Here, we know that this defendant has the two indictments that you pointed out, that the federal government knew that he was here. And he was already indicted by two Essex County grand juries.

They put a detainer on him, but he wasn't picked up. How could he be out on the street? That's a good question. And I think it's important to point out here, the federal government has exclusive jurisdiction on immigration issues.

Now the state and the Feds, they need to work together in order for there to be any kind of guidelines or procedures. The Feds can't force the state to do anything. But what they can do is to grant them money on the condition that they will then work and cooperate with the federal authorities to make sure that once they identify someone who is here illegally, or who has been convicted of a crime that would subject them to deportation, that the Feds could then come in and make sure that they were in fact held by federal authorities and ultimately deported.

MALKIN: Right. Now we don't know when that federal detainer was placed. I mean, in the case of Terapon Adhan (ph), who was the deportable criminal alien in Washington state, who's accused of murdering Zena Linnic (ph), they only put the detainer on him after they had tied him to her murder. I mean, he had been deportable alien on a number of other charges there. In this case, we don't know when they actually put that lookout or that hold on, right?

SPENCER: That's correct. This morning, the prosecutor, Paula Dow, in Essex County gave a press conference. And which I was also present at. And she did say that there was a detainer issued from the federal government with respect to this defendant's immigration status, but no one knows the details about that yet.


SPENCER: And unfortunately, we can't know exactly when that detainer was placed.

MALKIN: Right.

SPENCER: But because he's been indicted on two separate occasions in the last year, it's about time the Feds put a detainer on him and made sure that even if he could come up with his bail here, which was set at a million dollars, he's not going anywhere. The Feds have a detainer on him and he won't be released.

MALKIN: I'd like to know what he was doing? This is -- was this guy a day laborer? And if so, how is it that he could cough up the money that he did to get out on bail on those other charges?

And the other thing is we've got tight-lipped federal and local officials here. And it puzzles me that they tied him to a fingerprint, right? That was one of the details. There was a fingerprint left on a beer bottle. If they had that fingerprint, that means somebody fingerprinted him along the way. There are several databases. And I've done a lot of research on this. I did a book called invasion about our immigration enforcement system. You've got something called the IBIS system, you've got IDENT, you've got DACS, the Deportable Alien Control System. If his fingerprints were in there, why wasn't he stopped before?

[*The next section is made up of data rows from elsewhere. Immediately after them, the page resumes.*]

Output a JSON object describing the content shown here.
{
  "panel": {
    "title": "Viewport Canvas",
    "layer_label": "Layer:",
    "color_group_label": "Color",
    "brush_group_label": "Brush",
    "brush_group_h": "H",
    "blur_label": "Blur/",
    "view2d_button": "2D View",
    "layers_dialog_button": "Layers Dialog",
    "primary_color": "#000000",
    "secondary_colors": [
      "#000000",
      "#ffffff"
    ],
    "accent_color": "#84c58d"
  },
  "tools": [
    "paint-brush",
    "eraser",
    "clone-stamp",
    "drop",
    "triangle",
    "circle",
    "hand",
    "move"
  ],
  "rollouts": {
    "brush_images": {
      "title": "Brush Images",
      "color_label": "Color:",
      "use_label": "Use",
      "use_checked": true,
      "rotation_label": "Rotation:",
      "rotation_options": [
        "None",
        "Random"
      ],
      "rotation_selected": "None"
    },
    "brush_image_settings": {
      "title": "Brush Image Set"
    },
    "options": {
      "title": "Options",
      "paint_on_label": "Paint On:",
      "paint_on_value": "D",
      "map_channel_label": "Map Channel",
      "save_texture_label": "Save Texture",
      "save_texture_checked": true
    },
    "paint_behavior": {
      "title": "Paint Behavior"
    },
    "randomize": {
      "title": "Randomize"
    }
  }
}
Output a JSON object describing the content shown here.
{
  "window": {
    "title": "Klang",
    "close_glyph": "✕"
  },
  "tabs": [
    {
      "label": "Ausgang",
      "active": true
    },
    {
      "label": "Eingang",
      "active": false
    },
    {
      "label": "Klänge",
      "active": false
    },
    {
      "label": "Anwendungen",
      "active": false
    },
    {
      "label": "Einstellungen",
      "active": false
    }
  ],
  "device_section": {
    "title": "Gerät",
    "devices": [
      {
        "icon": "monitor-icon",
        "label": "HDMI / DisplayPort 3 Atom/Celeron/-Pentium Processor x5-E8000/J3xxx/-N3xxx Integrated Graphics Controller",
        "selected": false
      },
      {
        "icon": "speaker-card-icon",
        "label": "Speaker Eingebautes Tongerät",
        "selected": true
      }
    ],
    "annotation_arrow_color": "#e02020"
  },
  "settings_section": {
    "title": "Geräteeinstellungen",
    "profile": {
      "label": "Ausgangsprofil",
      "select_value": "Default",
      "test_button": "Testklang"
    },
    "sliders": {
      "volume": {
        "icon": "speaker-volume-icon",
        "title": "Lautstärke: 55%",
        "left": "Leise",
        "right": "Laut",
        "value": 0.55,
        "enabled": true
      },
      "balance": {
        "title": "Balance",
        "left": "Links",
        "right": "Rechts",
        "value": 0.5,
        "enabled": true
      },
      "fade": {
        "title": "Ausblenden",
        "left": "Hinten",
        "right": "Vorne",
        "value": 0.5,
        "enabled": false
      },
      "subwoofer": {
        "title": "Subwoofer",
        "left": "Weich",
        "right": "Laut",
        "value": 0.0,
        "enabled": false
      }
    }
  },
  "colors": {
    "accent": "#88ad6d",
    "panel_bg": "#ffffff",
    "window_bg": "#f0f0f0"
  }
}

SPENCER: I think that's the bottom-line question. I think it's just a general lack of procedures or standard operating procedures with respect to people who have fallen into the criminal justice system between the state and local authorities and the federal authorities.

MALKIN: Right.

SPENCER: They're just not working together.

MALKIN: The Standard Operating Procedure is that there is no SOP. Remi, thank you.